The police engage in periodic exercises to handle potential disasters such as air crashes. The backing that they are given is essential. They often suffer from inadequate training and have difficulty in releasing manpower to provide common services and appropriate training. The Home Office has wide powers. Paragraph 12 of the fourth report of the Home Affairs Committee states that, under the Police Act 1964, the Secretary of State 'may provide and maintain or may contribute towards the provision or maintenance of a police college, district police training centres, forensic science laboratories, wireless depots and such other organisations and services as he considers necessary or expedient for promoting the efficiency of the police'. The Home Office bears 51 per cent. of the costs. This presents great difficulties when local authorities are involved with the police authorities. There have been a number of years of Government cuts in financial assistance and now local government funding is to be transformed with the introduction of the poll tax.

More funding should come centrally to develop effective disaster planning. The difficulty is in deciding who controls what happens—central police forces or local police forces. It is essential for the police to have adequate resources. They are expected to show the right susceptibilities in handling problems. Considerable training and provision are required in respect of not only disasters but general policing matters. Police officers may not be aware of what to do in an accident involving hazardous or toxic waste. The most that even a senior policeman is given is a short course, when he merely examines a video for an afternoon, and he is then expected to act. The answer is to provide considerable resources to enable the police to release the appropriate training manpower.

The fourth report also deals with the role of the secretariat of the Association of Chief Police Officers. I have just come down from the Committee on the Football Spectators Bill. My connection with ACPO is its statistics on arrests in or around football grounds. The Minister for Sport gave those statistics to the House and they became known, incorrectly, as the "League of Shame". My investigations into the figures show that there were errors in the statistics and that ACPO was unable to supply details to explain which arrests were inside the grounds and which were outside, the reasons for the arrests and the categories of offence involved. Were the arrests for the carrying of a klaxon horn, for example, which occurred at one club, or for theft? How many arrests were of street traders outside football grounds?

The secretariat clearly needs some organisation so that it can present adequate information in matters in which the police are involved, especially in matters that relate back to the Hillsborough disaster. It seems that police forces throughout the country collect information which varies according to local experience. That information is then stuck together by the central organisation which clearly lacks the expertise and time to put information together effectively and in a way that would allow the House to judge properly an issue which is of concern and which could have a considerable impact on the work of the police.

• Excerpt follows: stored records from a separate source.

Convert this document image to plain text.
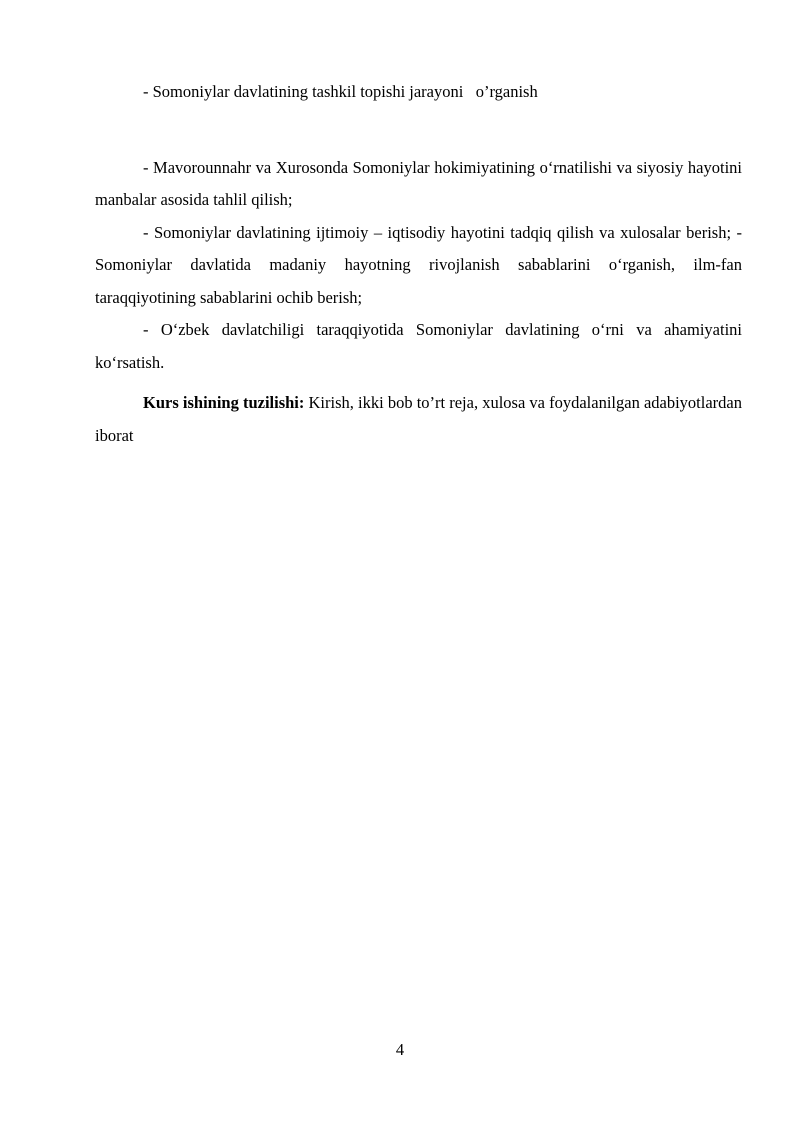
- Somoniylar davlatining tashkil topishi jarayoni   o’rganish

- Mavorounnahr va Xurosonda Somoniylar hokimiyatining o‘rnatilishi va siyosiy hayotini manbalar asosida tahlil qilish;

- Somoniylar davlatining ijtimoiy – iqtisodiy hayotini tadqiq qilish va xulosalar berish; - Somoniylar davlatida madaniy hayotning rivojlanish sabablarini o‘rganish, ilm-fan taraqqiyotining sabablarini ochib berish;

- O‘zbek davlatchiligi taraqqiyotida Somoniylar davlatining o‘rni va ahamiyatini ko‘rsatish.

Kurs ishining tuzilishi: Kirish, ikki bob to’rt reja, xulosa va foydalanilgan adabiyotlardan iborat

4
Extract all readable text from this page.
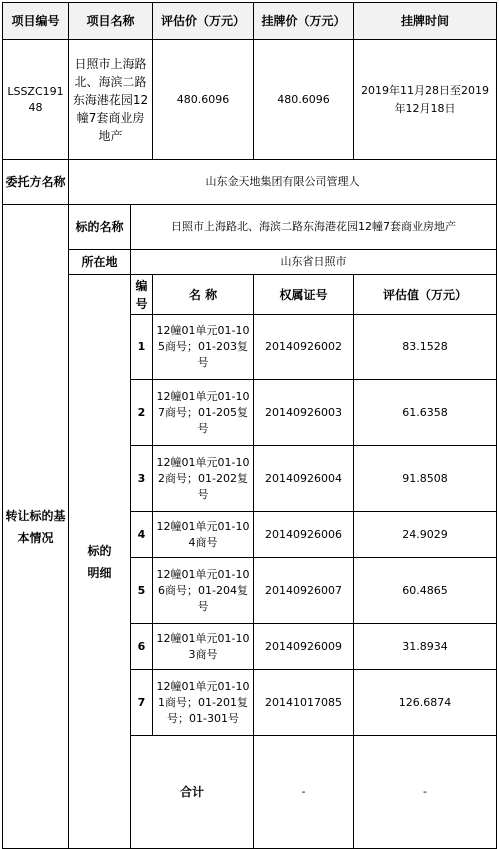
项目编号	项目名称		评估价（万元）	挂牌价（万元）	挂牌时间	
LSSZC19148	日照市上海路北、海滨二路东海港花园12幢7套商业房地产		480.6096	480.6096	2019年11月28日至2019年12月18日	
委托方名称	山东金天地集团有限公司管理人					
转让标的基本情况	标的名称	日照市上海路北、海滨二路东海港花园12幢7套商业房地产				
	所在地	山东省日照市				
	标的明细	编号	名 称	权属证号	评估值（万元）	
		1	12幢01单元01-105商号；01-203复号	20140926002	83.1528	
		2	12幢01单元01-107商号；01-205复号	20140926003	61.6358	
		3	12幢01单元01-102商号；01-202复号	20140926004	91.8508	
		4	12幢01单元01-104商号	20140926006	24.9029	
		5	12幢01单元01-106商号；01-204复号	20140926007	60.4865	
		6	12幢01单元01-103商号	20140926009	31.8934	
		7	12幢01单元01-101商号；01-201复号；01-301号	20141017085	126.6874	
		合计		-	-	
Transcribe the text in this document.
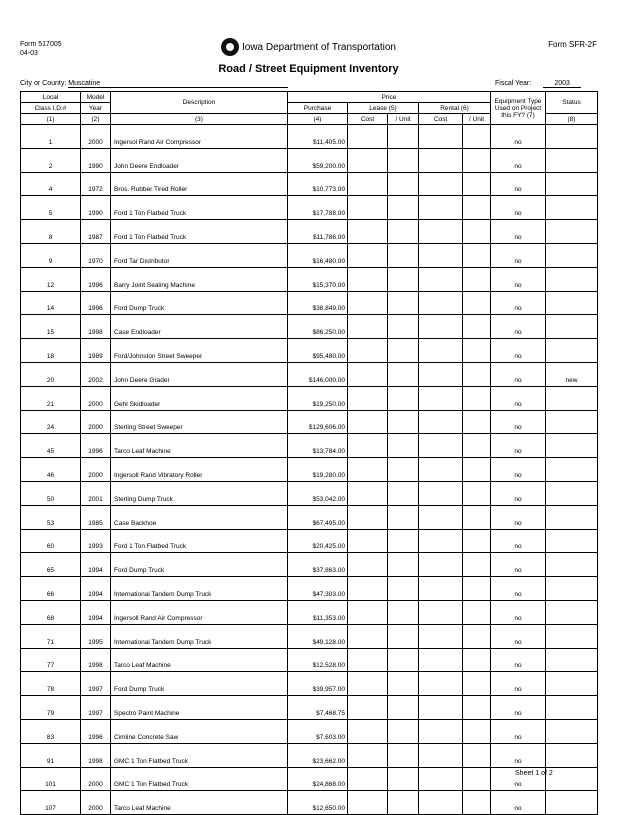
Form 517005
04-03
Iowa Department of Transportation	Form SFR-2F
Road / Street Equipment Inventory
City or County: Muscatine	Fiscal Year:	2003
Local	Model	Description	Price					Equipment Type Used on Project this FY? (7)	Status
Class I.D.#	Year		Purchase	Lease (5)		Rental (6)			
(1)	(2)	(3)	(4)	Cost	/ Unit	Cost	/ Unit		(8)
1	2000	Ingersol Rand Air Compressor	$11,405.00					no	
2	1990	John Deere Endloader	$59,200.00					no	
4	1972	Bros. Rubber Tired Roller	$10,773.00					no	
5	1990	Ford 1 Ton Flatbed Truck	$17,788.00					no	
8	1987	Ford 1 Ton Flatbed Truck	$11,786.00					no	
9	1970	Ford Tar Distributor	$16,480.00					no	
12	1996	Barry Joint Sealing Machine	$15,370.00					no	
14	1996	Ford Dump Truck	$38,849.00					no	
15	1998	Case Endloader	$86,250.00					no	
18	1989	Ford/Johnston Street Sweeper	$95,480.00					no	
20	2002	John Deere Grader	$146,000.00					no	new
21	2000	Gehl Skidloader	$19,250.00					no	
24	2000	Sterling Street Sweeper	$129,606.00					no	
45	1996	Tarco Leaf Machine	$13,784.00					no	
46	2000	Ingersoll Rand Vibratory Roller	$19,280.00					no	
50	2001	Sterling Dump Truck	$53,042.00					no	
53	1985	Case Backhoe	$67,495.00					no	
60	1993	Ford 1 Ton Flatbed Truck	$20,425.00					no	
65	1994	Ford Dump Truck	$37,863.00					no	
66	1994	International Tandem Dump Truck	$47,303.00					no	
68	1994	Ingersoll Rand Air Compressor	$11,353.00					no	
71	1995	International Tandem Dump Truck	$49,128.00					no	
77	1998	Tarco Leaf Machine	$12,528.00					no	
78	1997	Ford Dump Truck	$39,957.00					no	
79	1997	Spectro Paint Machine	$7,468.75					no	
83	1996	Cimline Concrete Saw	$7,603.00					no	
91	1998	GMC 1 Ton Flatbed Truck	$23,662.00					no	
101	2000	GMC 1 Ton Flatbed Truck	$24,868.00					no	
107	2000	Tarco Leaf Machine	$12,650.00					no	
Sheet 1 of 2
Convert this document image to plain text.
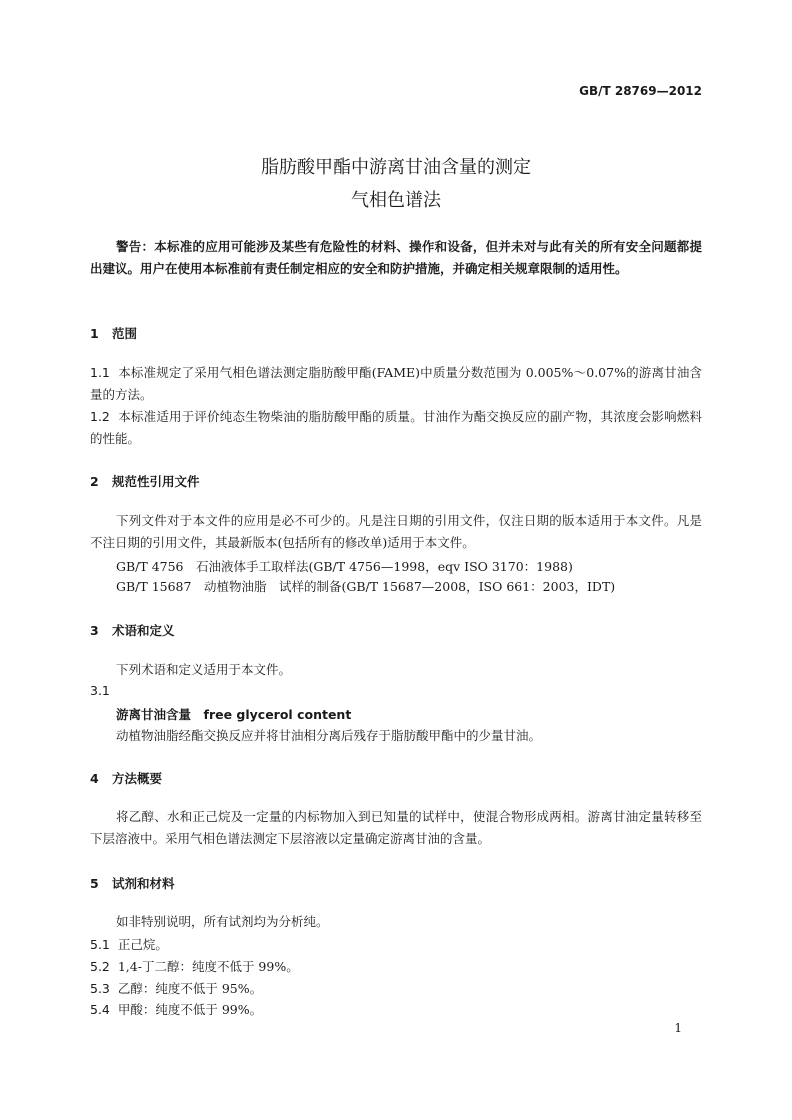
GB/T 28769—2012
脂肪酸甲酯中游离甘油含量的测定
气相色谱法
警告：本标准的应用可能涉及某些有危险性的材料、操作和设备，但并未对与此有关的所有安全问题都提出建议。用户在使用本标准前有责任制定相应的安全和防护措施，并确定相关规章限制的适用性。
1 范围
1.1 本标准规定了采用气相色谱法测定脂肪酸甲酯(FAME)中质量分数范围为 0.005%～0.07%的游离甘油含量的方法。
1.2 本标准适用于评价纯态生物柴油的脂肪酸甲酯的质量。甘油作为酯交换反应的副产物，其浓度会影响燃料的性能。
2 规范性引用文件
下列文件对于本文件的应用是必不可少的。凡是注日期的引用文件，仅注日期的版本适用于本文件。凡是不注日期的引用文件，其最新版本(包括所有的修改单)适用于本文件。
GB/T 4756　石油液体手工取样法(GB/T 4756—1998，eqv ISO 3170：1988)
GB/T 15687　动植物油脂　试样的制备(GB/T 15687—2008，ISO 661：2003，IDT)
3 术语和定义
下列术语和定义适用于本文件。
3.1
游离甘油含量　free glycerol content
动植物油脂经酯交换反应并将甘油相分离后残存于脂肪酸甲酯中的少量甘油。
4 方法概要
将乙醇、水和正己烷及一定量的内标物加入到已知量的试样中，使混合物形成两相。游离甘油定量转移至下层溶液中。采用气相色谱法测定下层溶液以定量确定游离甘油的含量。
5 试剂和材料
如非特别说明，所有试剂均为分析纯。
5.1 正己烷。
5.2 1,4-丁二醇：纯度不低于 99%。
5.3 乙醇：纯度不低于 95%。
5.4 甲酸：纯度不低于 99%。
1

That issue also has an effect on the way in which disasters are dealt with. I understand from a parliamentary question that the Home Office is concerned about disaster legislation. America, France, Australia and several other countries have contingency planning and centralised co-ordination to handle disasters. That is not dealt with adequately in this country. We should ensure that there are proper centralised services to assist the police, because they are at the forefront of co-ordinating and organising the different authorities, such as the fire service, that have to be brought together to pick up the pieces when a disaster occurs. Some of that could be achieved by careful planning. There must be greater understanding and education so that people can adapt and make adjustments according to the circumstances.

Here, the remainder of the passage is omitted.